SIRT1/2 Inhibitor IV is a cell-permeable SIRT1 and SIRT2 inhibitor. SIRT1/2 Inhibitor IV inhibited human SIRT1 and SIRT2 NAD-dependent deacetylase activity with IC50 values of 56 and 59 μmol/L, respectively. In the NCI H460 lung cancer cell line, combined inhibition of SIRT2 and HDAC6 with SIRT1/2 Inhibitor IV and trichostatin A resulted in hyperacetylation of tubulin. SIRT1/2 Inhibitor IV also increased acetylation of p53. In p53-positive lung cancer cell line NCI H460, SIRT1/2 Inhibitor IV mediated inhibition of SIRT1 sensitized cells to etoposide in a p53-independent manner [1].
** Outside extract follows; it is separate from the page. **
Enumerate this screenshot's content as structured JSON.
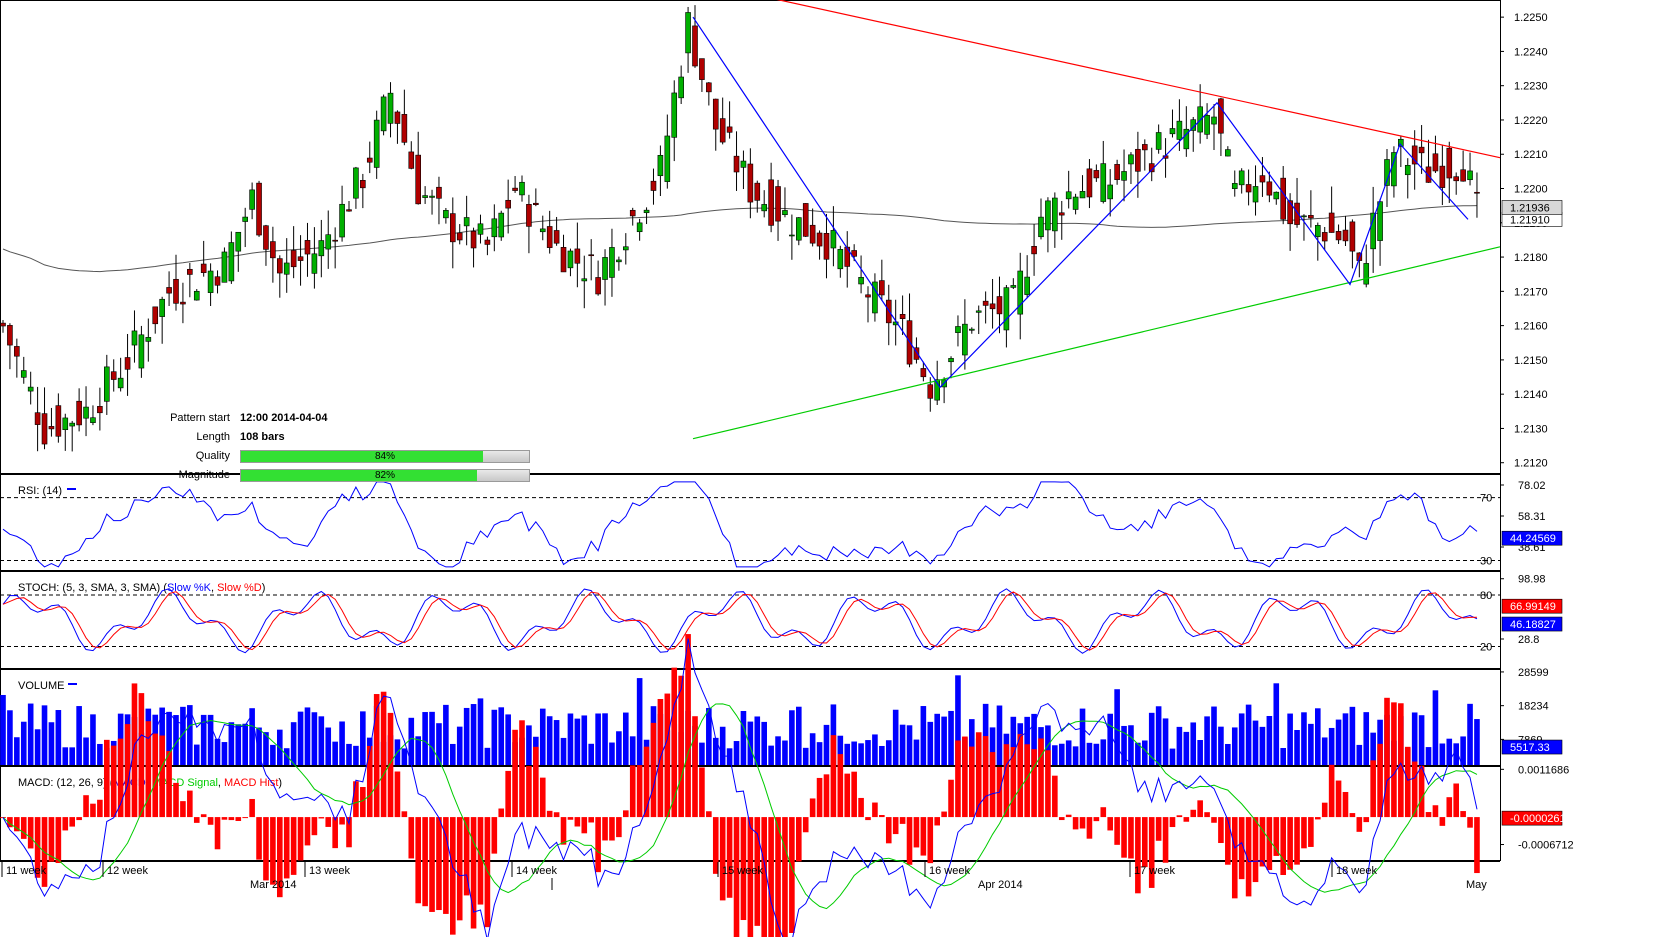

In a mouse xenograft model, SIRT1/2 Inhibitor IV (100 mg/kg) administered i.v. into the tail vein or i.p. daily for 2 weeks (five injections per week) reduced tumor growth [1]. In mice pre-treated with cannabinol for 2 hours and then exposed to 6% oxygen for 6 hours, cannabinol significantly reduced EPO mRNA in the kidney and the liver [2].